Scammers are always finding new ways to steal your money using cryptocurrency. A sure sign of fraud is anyone saying they have to pay in cryptocurrency. In fact, anyone who tells you to pay via bank transfer, gift card, or cryptocurrency is a con. Of course, if you pay, there’s almost no way to get the money back. What scammers rely on Here are some cryptocurrency scams to look out for.
Some companies promise that you can make a lot of money in a short time and achieve financial freedom.
Some scammers tell you to pay in crypto to get the rights to recruit other people to a program. Doing so, they say, will reward you for hiring paid in crypto. The more cryptocurrencies you pay out for, the more money they promise you will make. But these are all false promises and false guarantees.

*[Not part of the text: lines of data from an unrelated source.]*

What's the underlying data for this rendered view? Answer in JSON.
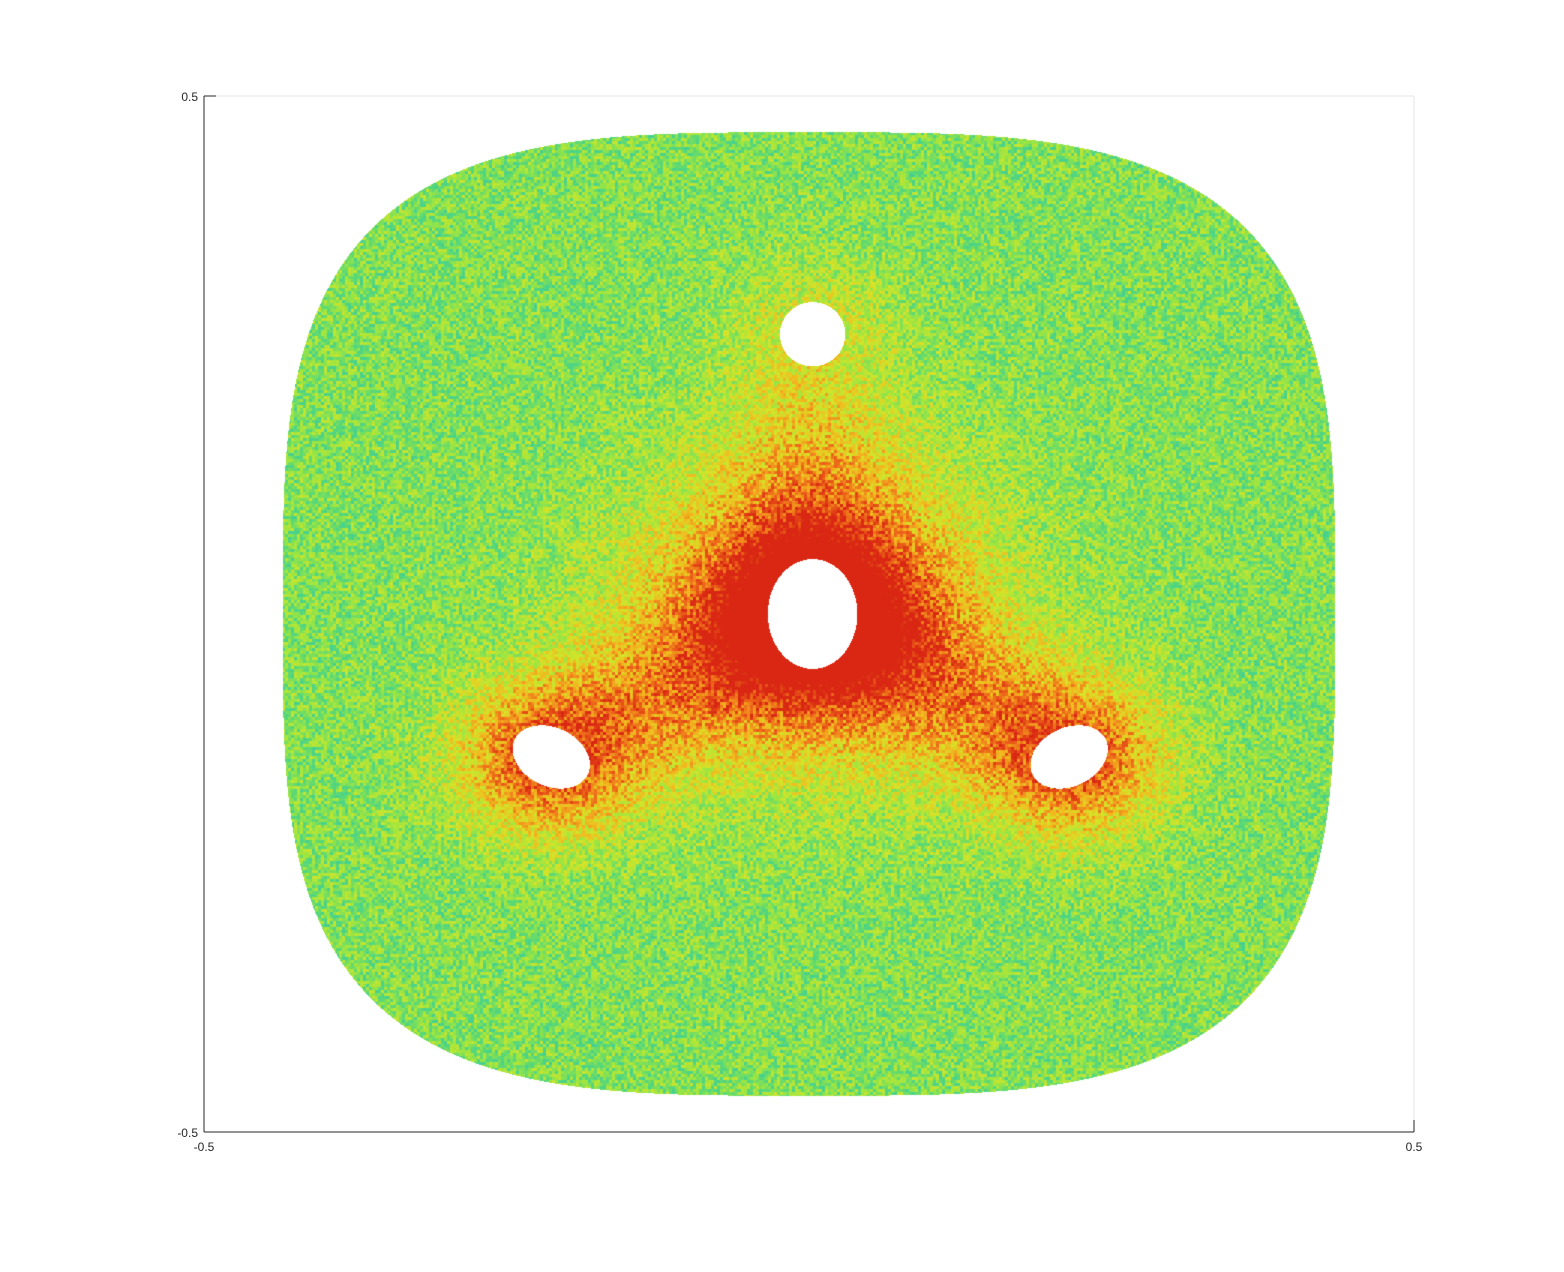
{
  "chart_data": {
    "type": "heatmap",
    "title": "",
    "xlabel": "",
    "ylabel": "",
    "xlim": [
      -0.5,
      0.5
    ],
    "ylim": [
      -0.5,
      0.5
    ],
    "x_ticks": [
      "-0.5",
      "0.5"
    ],
    "y_ticks": [
      "-0.5",
      "0.5"
    ],
    "grid": false,
    "legend": "none",
    "colormap": [
      "#1fb4c8",
      "#2bc7b0",
      "#5ad876",
      "#9be542",
      "#d5e428",
      "#f2b81f",
      "#ee6b1a",
      "#d92713"
    ],
    "domain": {
      "shape": "rounded-square",
      "center": [
        0.0,
        0.0
      ],
      "half_width": 0.435,
      "half_height": 0.465,
      "exponent": 3.4
    },
    "holes": [
      {
        "name": "top",
        "center": [
          0.003,
          0.27
        ],
        "rx": 0.027,
        "ry": 0.031,
        "angle": 0
      },
      {
        "name": "center",
        "center": [
          0.003,
          0.0
        ],
        "rx": 0.037,
        "ry": 0.053,
        "angle": 0
      },
      {
        "name": "left",
        "center": [
          -0.213,
          -0.138
        ],
        "rx": 0.027,
        "ry": 0.035,
        "angle": 50
      },
      {
        "name": "right",
        "center": [
          0.215,
          -0.138
        ],
        "rx": 0.027,
        "ry": 0.035,
        "angle": -50
      }
    ],
    "field": {
      "background_level": 0.38,
      "noise_amplitude": 0.32,
      "hotspots": [
        {
          "center": [
            0.003,
            0.0
          ],
          "strength": 0.55,
          "spread": 0.1
        },
        {
          "center": [
            -0.213,
            -0.138
          ],
          "strength": 0.35,
          "spread": 0.055
        },
        {
          "center": [
            0.215,
            -0.138
          ],
          "strength": 0.35,
          "spread": 0.055
        }
      ],
      "ligaments": [
        {
          "from": [
            0.003,
            0.0
          ],
          "to": [
            0.003,
            0.27
          ],
          "strength": 0.18
        },
        {
          "from": [
            0.003,
            0.0
          ],
          "to": [
            -0.213,
            -0.138
          ],
          "strength": 0.22
        },
        {
          "from": [
            0.003,
            0.0
          ],
          "to": [
            0.215,
            -0.138
          ],
          "strength": 0.22
        }
      ]
    }
  }
}
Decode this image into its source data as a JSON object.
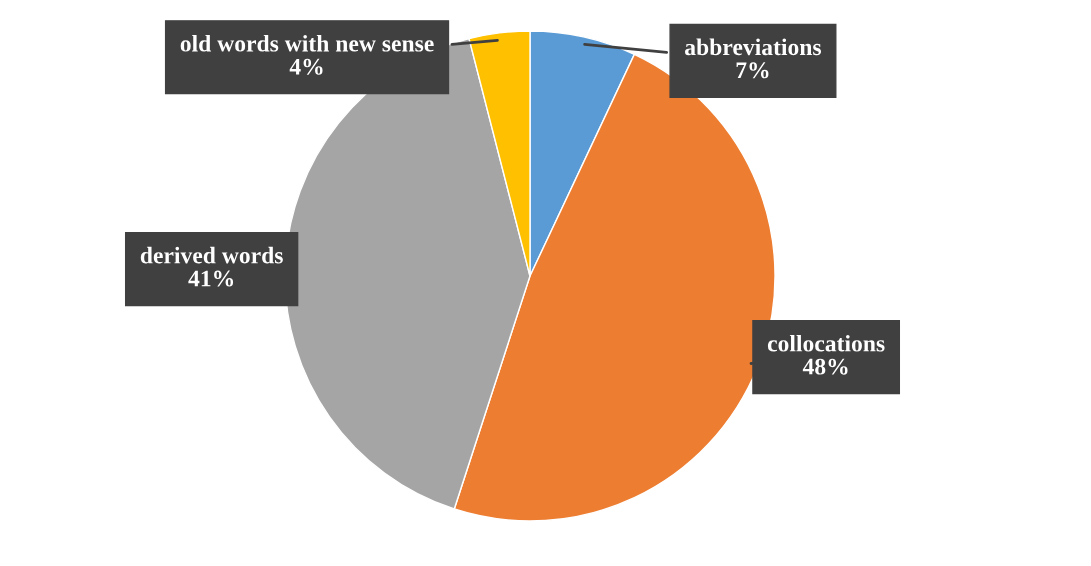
{
  "chart_data": {
    "type": "pie",
    "categories": [
      "abbreviations",
      "collocations",
      "derived words",
      "old words with new sense"
    ],
    "values": [
      7,
      48,
      41,
      4
    ],
    "colors": [
      "#5b9bd5",
      "#ed7d31",
      "#a5a5a5",
      "#ffc000"
    ],
    "value_labels": [
      "7%",
      "48%",
      "41%",
      "4%"
    ]
  }
}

Some scammers start with unsolicited offers from so-called “investment managers”. These scammers say they can help you raise money if you give them the cryptocurrency you buy. But once you log into their “investment account” you will find that you cannot withdraw your money unless you pay a fee.
Some scammers send unsolicited job offers to help recruit cryptocurrency investors, sell cryptocurrency, mine cryptocurrency, or help convert cash into bitcoin.
Some scammers list fake jobs on employment websites. They promise you a job (for a fee), but end up taking your money or personal information.
Fraudsters guarantee that you will get money. If they promise you that you will make a profit, that’s a scam. Even if there is a celebrity endorsement or testimonial. (It’s easy to fake.)
Fraudsters promise big payouts with guaranteed returns. Nothing can guarantee a fixed return of, say, double your money. Especially in a short time.
Fraudsters promise free money. They promise it in cash or cryptocurrency, but the promise of free money is always wrong.
Fraudsters make big claims without details or explanation. Smart entrepreneurs want to understand how their investments work and where their money is going. And good investment advisers want to share that information.
Before investing, check it out. Search the internet for company names and cryptocurrencies, as well as for words like “review”, “scam” or “complaint”. Look what other people have to say. And read more about other common investment scams.
Scammers often send emails claiming they have embarrassing or harmful photos, videos, or personal information. Then they threaten to go public unless you pay for them in crypto. Do not do it. This is an extortion and criminal extortion attempt. Report to the FBI immediately.
If you read a tweet, text message, email, or receive a message on social media telling you to send cryptocurrency, that’s a scam. That’s true even if the message came from someone you know or was posted by a celebrity you follow. Your social media accounts may have been hacked. Report the scam immediately to social media platforms and then report it to the FTC.